After spending a week recuperating from my bout of Salmonella in Baños, I finally felt well enough to pack my bags and take to the road once more. I boarded a bus destined for Quito and settled back to enjoy the view outside my window; one of rolling green hills and steep drops down to the valley floors below. The bus journey passed swiftly, largely on account of the driver, who seemed in a particular rush to be somewhere else. Thankfully I arrived at the terminal still in one - albeit shakey - piece. Once there, I learnt that the terminal was very new (complete with shiny, chrome surfaces and huge, clear window-panels) and very far from the centre of Quito. I was able to barter with a taxi driver and eventually paid nine dollars for the thirty-minute ride into the Mariscal district, one of Quito's premier destinations and a backpacker favourite. I found a worthy hostel without too much effort and set out to explore the local area in the day's fading light, my conclusion being that this is indeed an energetic part of town with music and revellers flowing out and down the well-lit streets.
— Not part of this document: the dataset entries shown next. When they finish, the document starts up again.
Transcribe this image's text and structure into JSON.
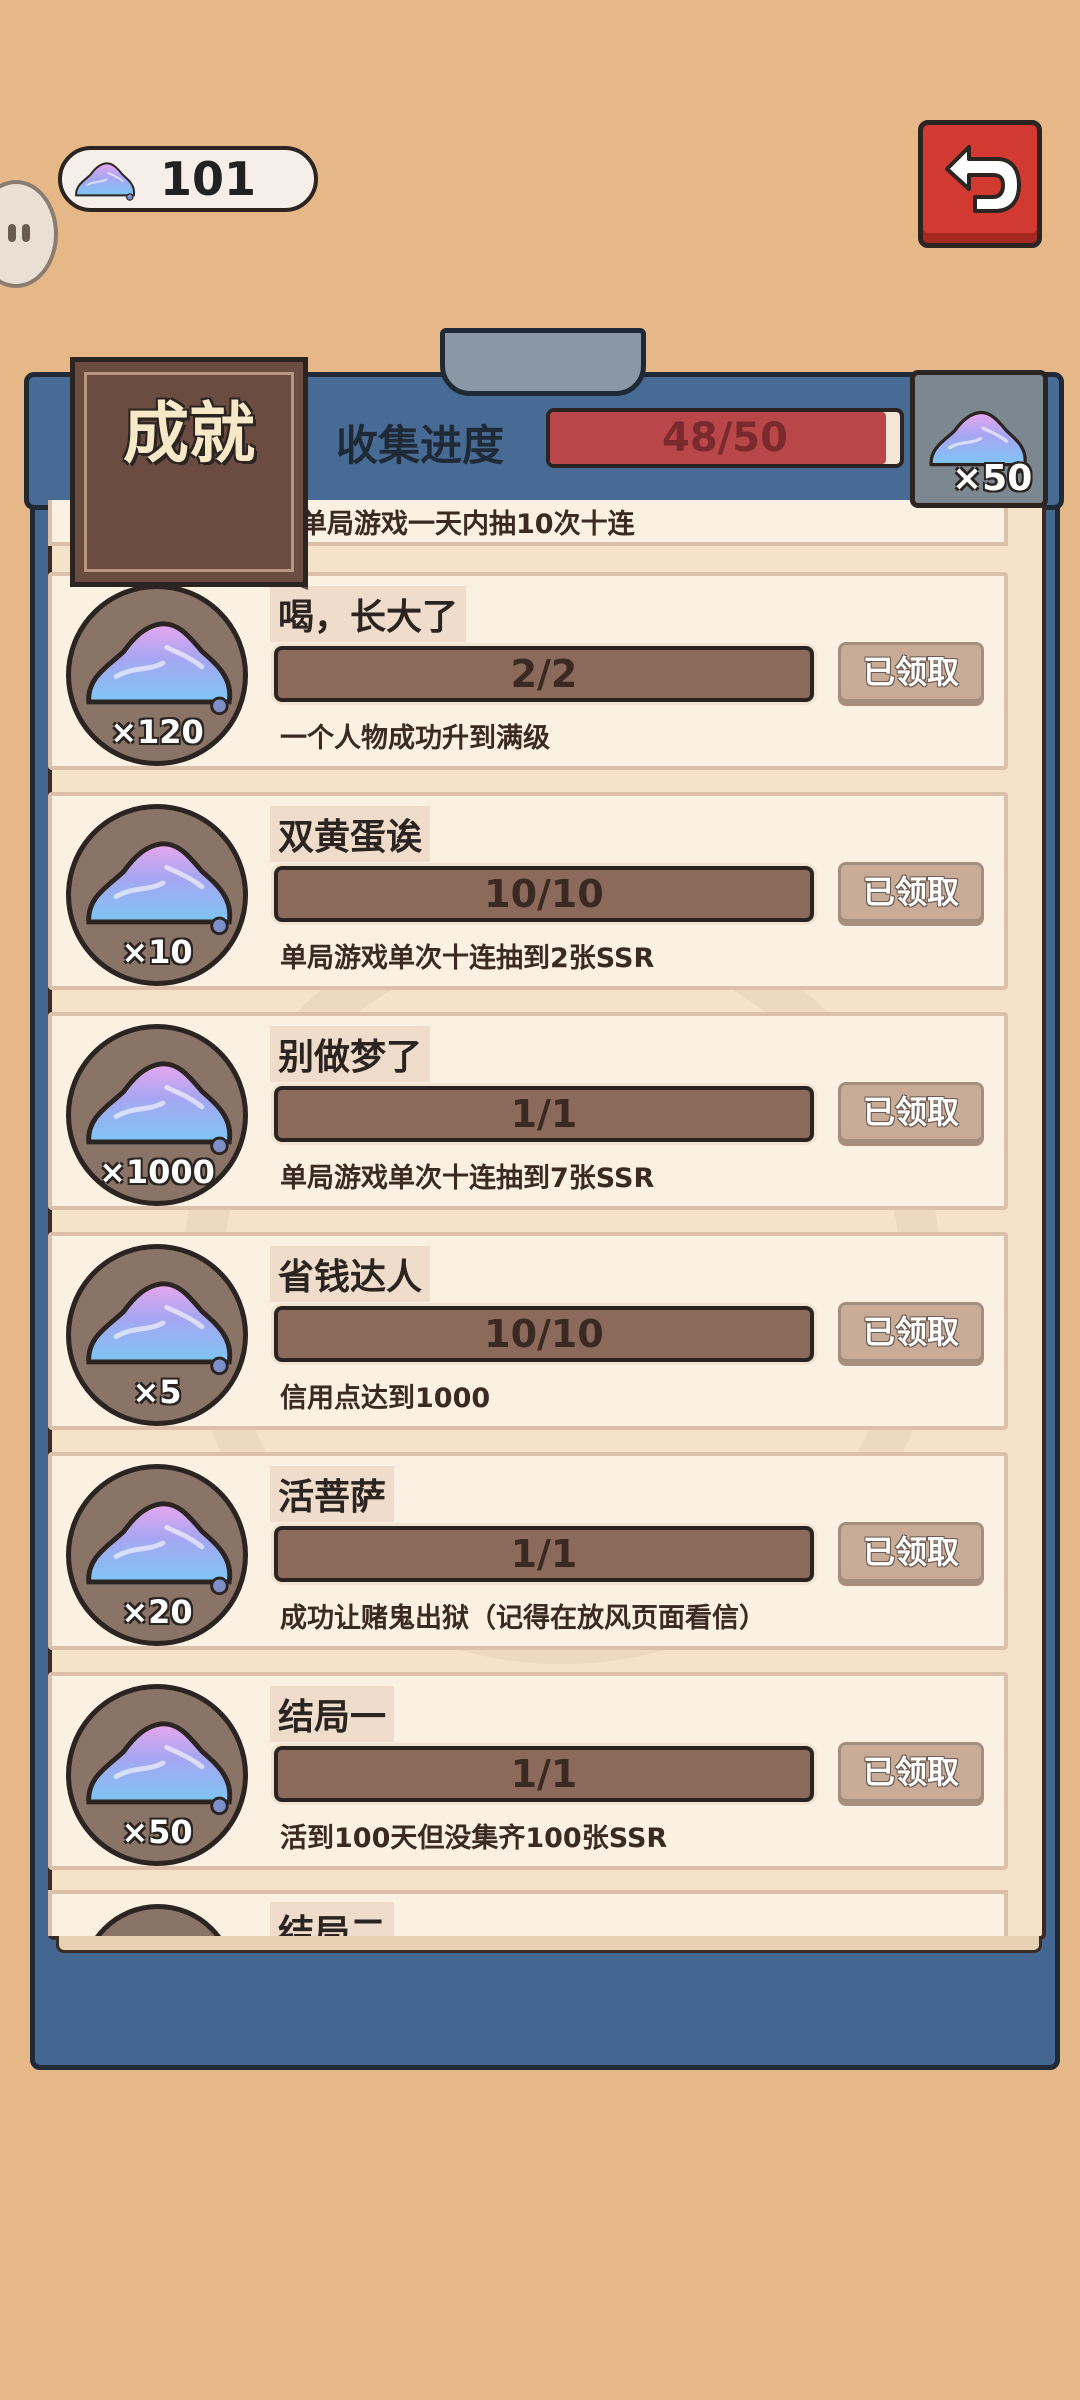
{
  "currency": {
    "icon": "gem-icon",
    "amount": "101"
  },
  "back_button": {
    "icon": "back-arrow-icon"
  },
  "header": {
    "banner_title": "成就",
    "progress_label": "收集进度",
    "progress_text": "48/50",
    "progress_value": 0.96,
    "reward_icon": "gem-icon",
    "reward_qty": "×50"
  },
  "partial_top_desc": "单局游戏一天内抽10次十连",
  "achievements": [
    {
      "title": "喝，长大了",
      "progress": "2/2",
      "button": "已领取",
      "desc": "一个人物成功升到满级",
      "reward": "×120"
    },
    {
      "title": "双黄蛋诶",
      "progress": "10/10",
      "button": "已领取",
      "desc": "单局游戏单次十连抽到2张SSR",
      "reward": "×10"
    },
    {
      "title": "别做梦了",
      "progress": "1/1",
      "button": "已领取",
      "desc": "单局游戏单次十连抽到7张SSR",
      "reward": "×1000"
    },
    {
      "title": "省钱达人",
      "progress": "10/10",
      "button": "已领取",
      "desc": "信用点达到1000",
      "reward": "×5"
    },
    {
      "title": "活菩萨",
      "progress": "1/1",
      "button": "已领取",
      "desc": "成功让赌鬼出狱（记得在放风页面看信）",
      "reward": "×20"
    },
    {
      "title": "结局一",
      "progress": "1/1",
      "button": "已领取",
      "desc": "活到100天但没集齐100张SSR",
      "reward": "×50"
    }
  ],
  "partial_bottom_title": "结局二",
  "colors": {
    "background": "#e7b887",
    "board": "#436790",
    "claimed_button": "#c9ac98",
    "progress_fill": "#b9474a"
  }
}
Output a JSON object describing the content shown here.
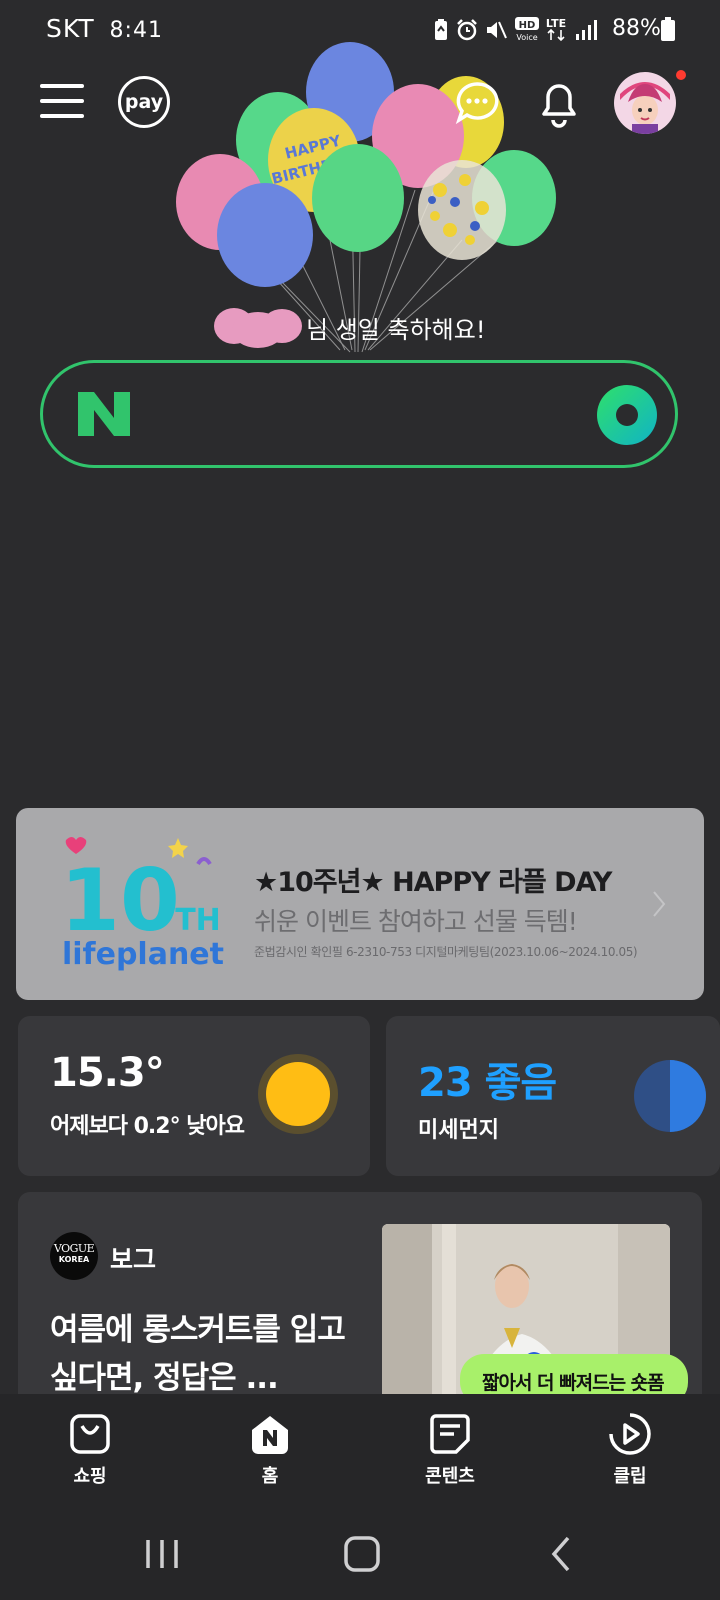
{
  "status_bar": {
    "carrier": "SKT",
    "time": "8:41",
    "battery_percent": "88%",
    "icons": [
      "battery-saver-icon",
      "alarm-icon",
      "mute-icon",
      "hd-voice-icon",
      "lte-icon",
      "signal-icon",
      "battery-icon"
    ]
  },
  "top_bar": {
    "pay_label": "pay",
    "greeting_suffix": "님 생일 축하해요!"
  },
  "search": {
    "logo": "N",
    "accent_color": "#31c46c"
  },
  "banner": {
    "logo_number": "10",
    "logo_suffix": "TH",
    "logo_brand": "lifeplanet",
    "title": "★10주년★ HAPPY 라플 DAY",
    "subtitle": "쉬운 이벤트 참여하고 선물 득템!",
    "legal": "준법감시인 확인필 6-2310-753 디지털마케팅팀(2023.10.06~2024.10.05)"
  },
  "weather": {
    "temperature": "15.3°",
    "compare": "어제보다 0.2° 낮아요"
  },
  "dust": {
    "value": "23 좋음",
    "label": "미세먼지",
    "color": "#1fa0ff"
  },
  "article": {
    "source_logo_line1": "VOGUE",
    "source_logo_line2": "KOREA",
    "source_name": "보그",
    "title": "여름에 롱스커트를 입고 싶다면, 정답은 ...",
    "shorts_badge": "짧아서 더 빠져드는 숏폼"
  },
  "bottom_nav": {
    "items": [
      {
        "label": "쇼핑",
        "icon": "shopping-bag-icon"
      },
      {
        "label": "홈",
        "icon": "naver-home-icon"
      },
      {
        "label": "콘텐츠",
        "icon": "contents-icon"
      },
      {
        "label": "클립",
        "icon": "clip-play-icon"
      }
    ]
  },
  "system_nav": [
    "recent-apps-icon",
    "home-icon",
    "back-icon"
  ]
}
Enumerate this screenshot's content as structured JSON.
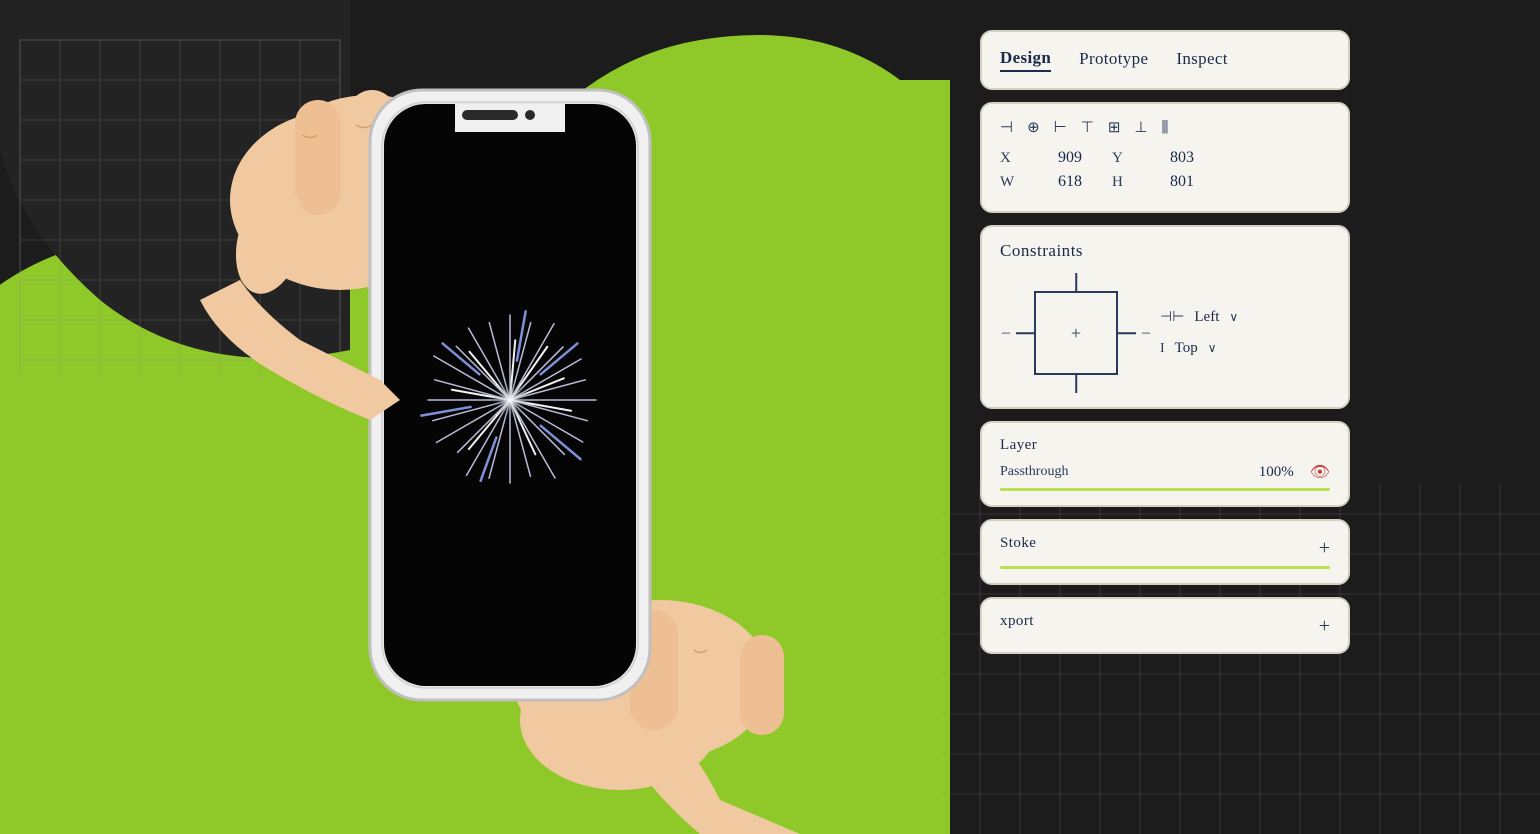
{
  "background": {
    "color_dark": "#1c1c1c",
    "color_green": "#8fc929",
    "color_dark_accent": "#161616"
  },
  "tabs": {
    "items": [
      {
        "label": "Design",
        "active": true
      },
      {
        "label": "Prototype",
        "active": false
      },
      {
        "label": "Inspect",
        "active": false
      }
    ]
  },
  "properties": {
    "x_label": "X",
    "x_value": "909",
    "y_label": "Y",
    "y_value": "803",
    "w_label": "W",
    "w_value": "618",
    "h_label": "H",
    "h_value": "801"
  },
  "constraints": {
    "title": "Constraints",
    "horizontal_label": "Left",
    "horizontal_arrow": "∨",
    "vertical_label": "Top",
    "vertical_arrow": "∨"
  },
  "layer": {
    "title": "Layer",
    "blend_label": "Passthrough",
    "opacity_value": "100%"
  },
  "stroke": {
    "title": "Stoke",
    "plus_label": "+"
  },
  "export": {
    "title": "xport",
    "plus_label": "+"
  },
  "phone": {
    "screen_bg": "#000000"
  }
}
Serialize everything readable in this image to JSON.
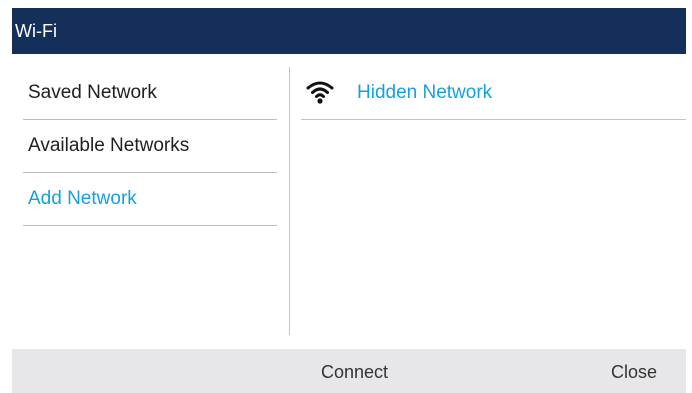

Becoming acquainted with Quito has been a rather strange experience. After Baños, it is the second location that I have journeyed to that has been previously visited by my parents during their own trip to Ecuador. Thus my first few days in the city felt very much like walking in their footsteps, as I retraced sections of the city that they recommended to me in our conversations via Skype. As with Baños, again I felt a tinge of longing for them to appear from behind a corner, to stroll delightedly into view. As it was, I contented myself with knowing that they had seen the same sights that I now saw, trod the same paths that I now ventured down. While in Quito's charming botanical gardens, I wandered past the café and seating area where they had enjoyed a brief respite from their own visit to the place - alas, the café was closed during my time among the flower beds. Instead I filled my attention with the various colourful, scented plants, flowers, cacti and trees on display: the orchids in particular were a joy to behold and, as ever when I visit a botanical garden - especially in a bustling city-scape, I savoured the peace and stillness inhabiting this fabulous green space.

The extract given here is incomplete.